La Última Bala en el Búnker: Las Horas Finales de Hitler
Dentro de la tumba de concreto donde el Tercer Reich exhaló su último aliento
El 30 de abril de 1945, Hitler murió en su búnker de Berlín mientras las tropas soviéticas se cerraban sobre él—poniendo fin a la Segunda Guerra Mundial en Europa.
El aire en el Führerbunker estaba cargado de humos de diésel, sudor y desesperación. A dieciséis metros bajo el jardín de la Cancillería del Reich, las paredes parecían cerrarse mientras la artillería soviética sacudía el polvo del techo de concreto. Era el 30 de abril de 1945, y el Reich de los mil años se había reducido a unas pocas habitaciones estrechas.

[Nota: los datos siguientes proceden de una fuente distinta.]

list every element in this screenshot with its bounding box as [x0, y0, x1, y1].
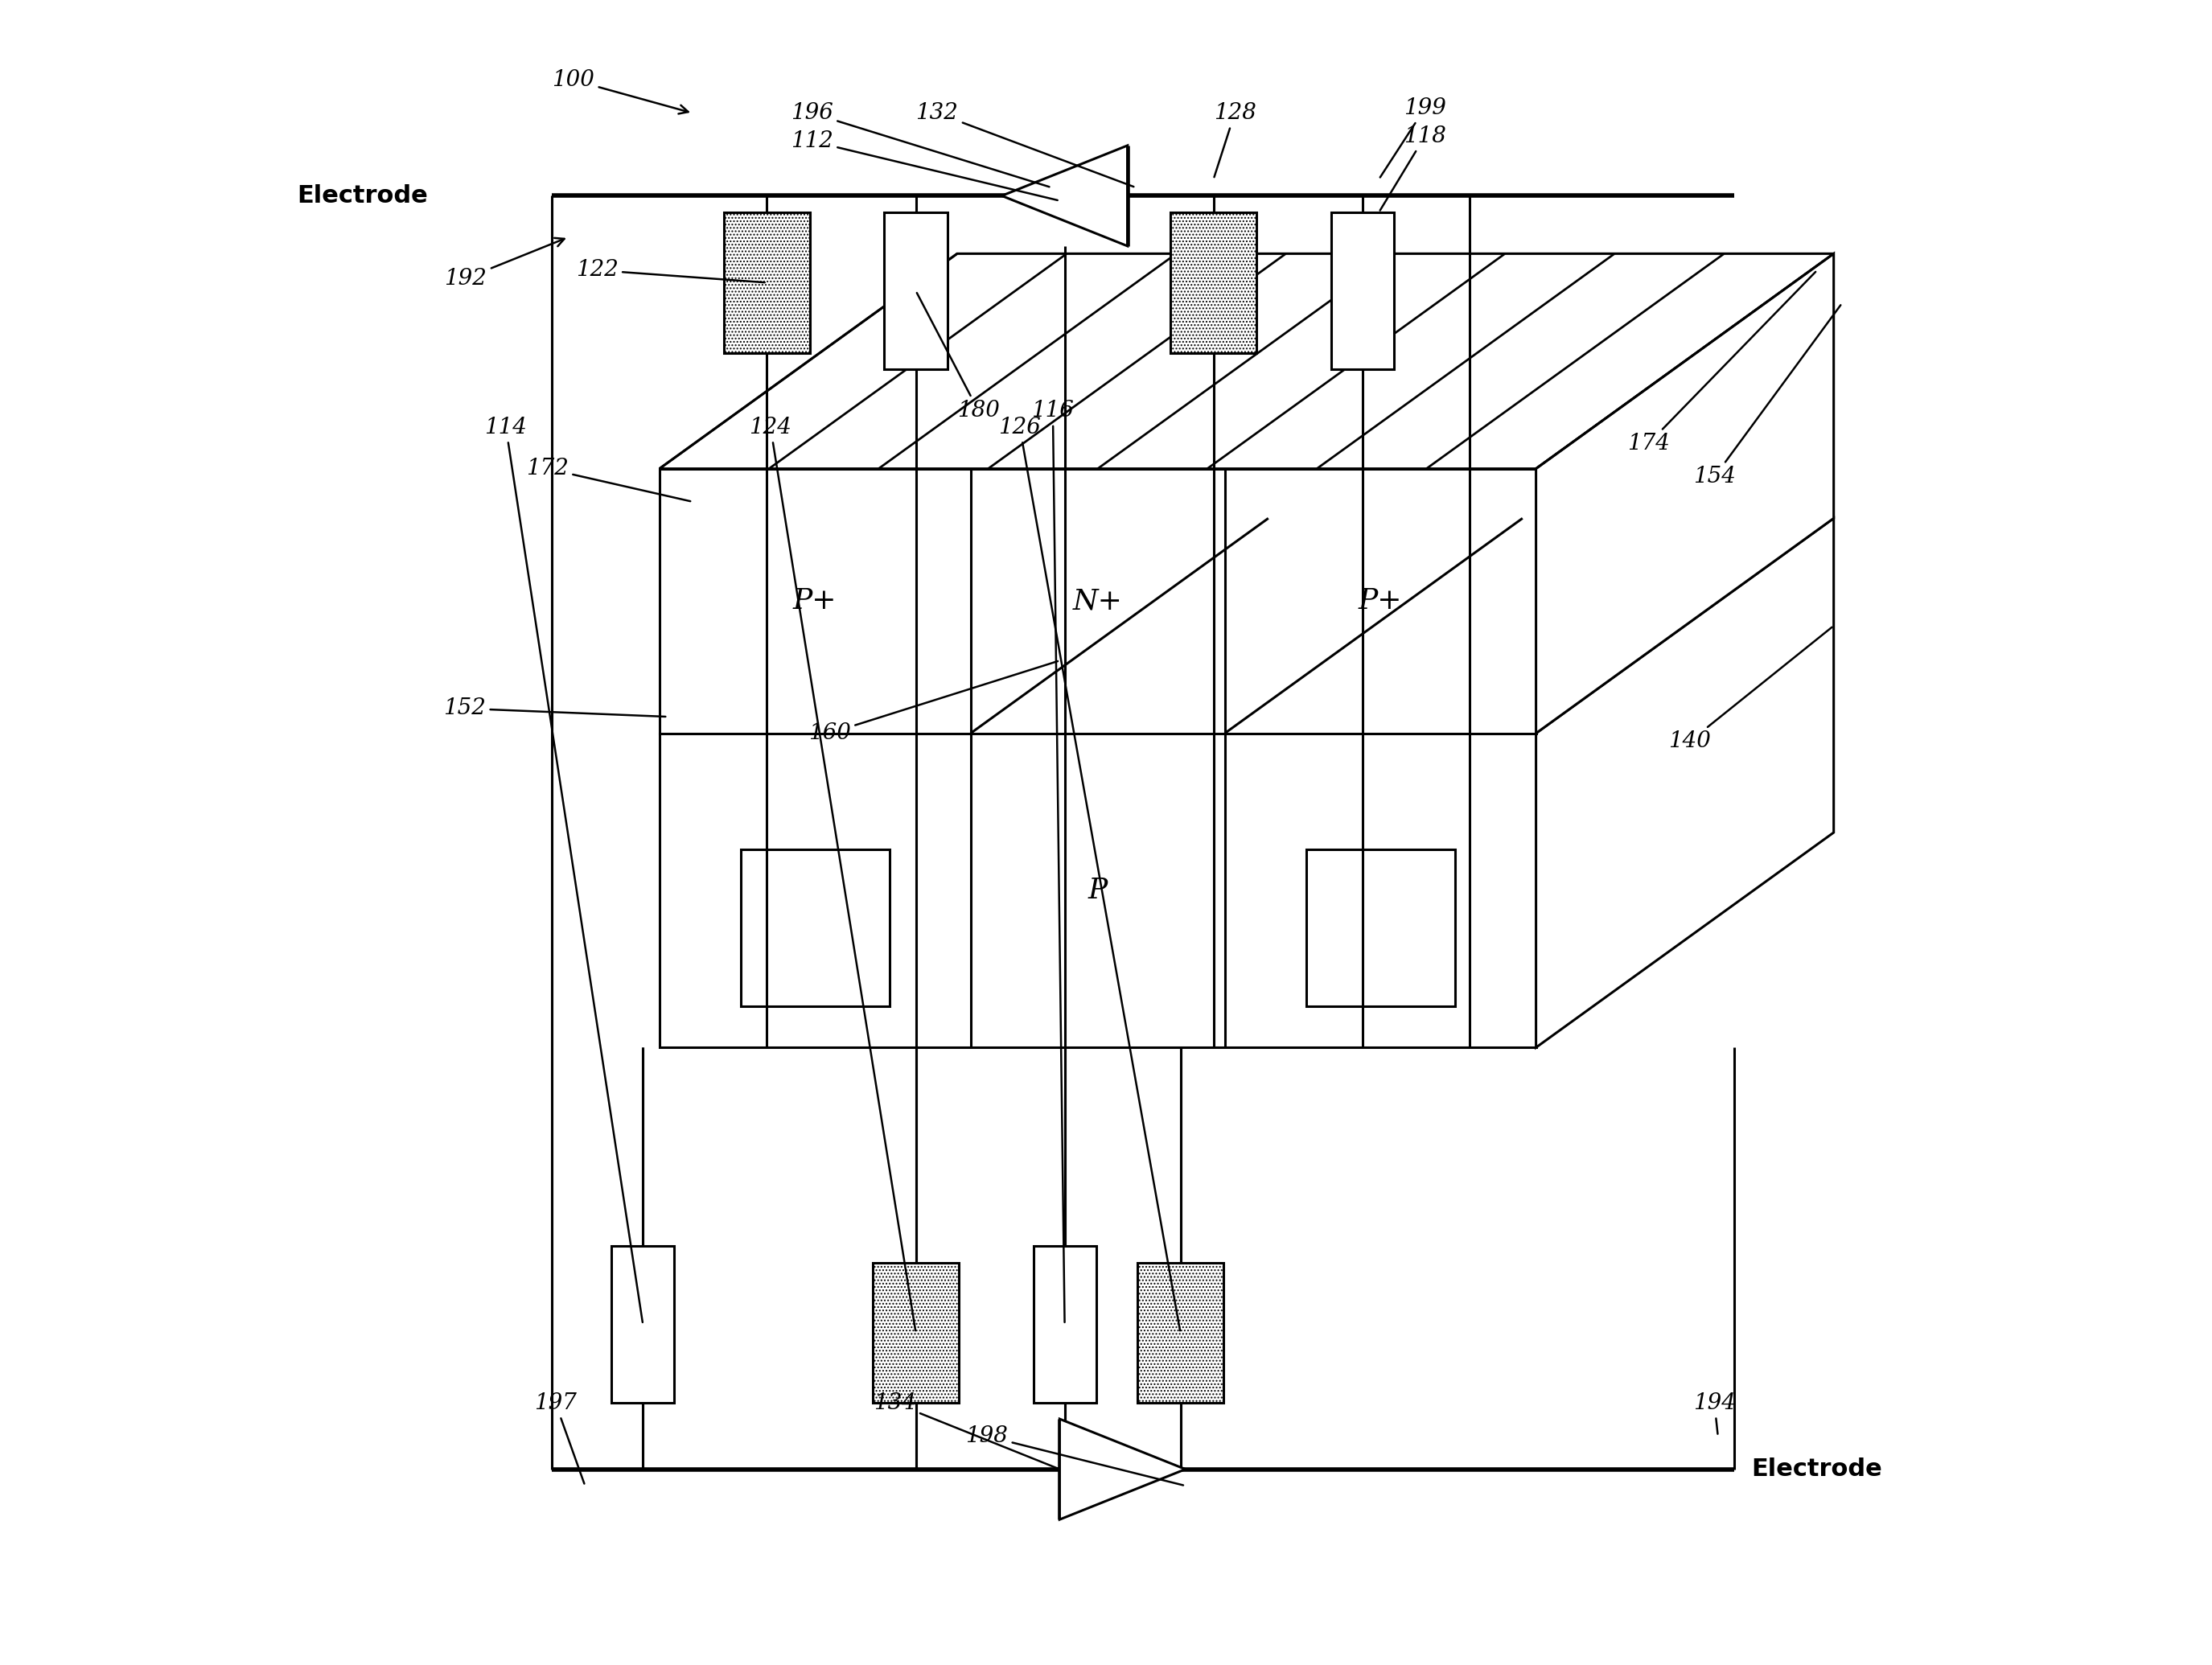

Adolf Hitler, ahora una sombra temblorosa del hombre que una vez había comandado continentes, se había casado con Eva Braun apenas unas horas antes en una extraña ceremonia civil. Los testigos—Goebbels, Bormann, unos pocos oficiales leales—permanecieron en un silencio atónito mientras se servía champán entre las ruinas de un imperio.
Para las 3:30 de esa tarde, los recién casados se retiraron al estudio privado de Hitler. Su ayuda de cámara, Heinz Linge, esperaba afuera junto con el adjunto de las SS Otto Günsche. Las tropas soviéticas estaban ahora a menos de 500 metros. Adentro, Eva Braun mordió una cápsula de cianuro. Hitler levantó su pistola Walther PPK calibre 7.65mm hacia su sien derecha.
El disparo único resonó por los pasillos del búnker.
💡 La asistente del dentista de Hitler fue encarcelada por los soviéticos durante casi 10 años simplemente porque podía identificar sus restos a través de registros dentales.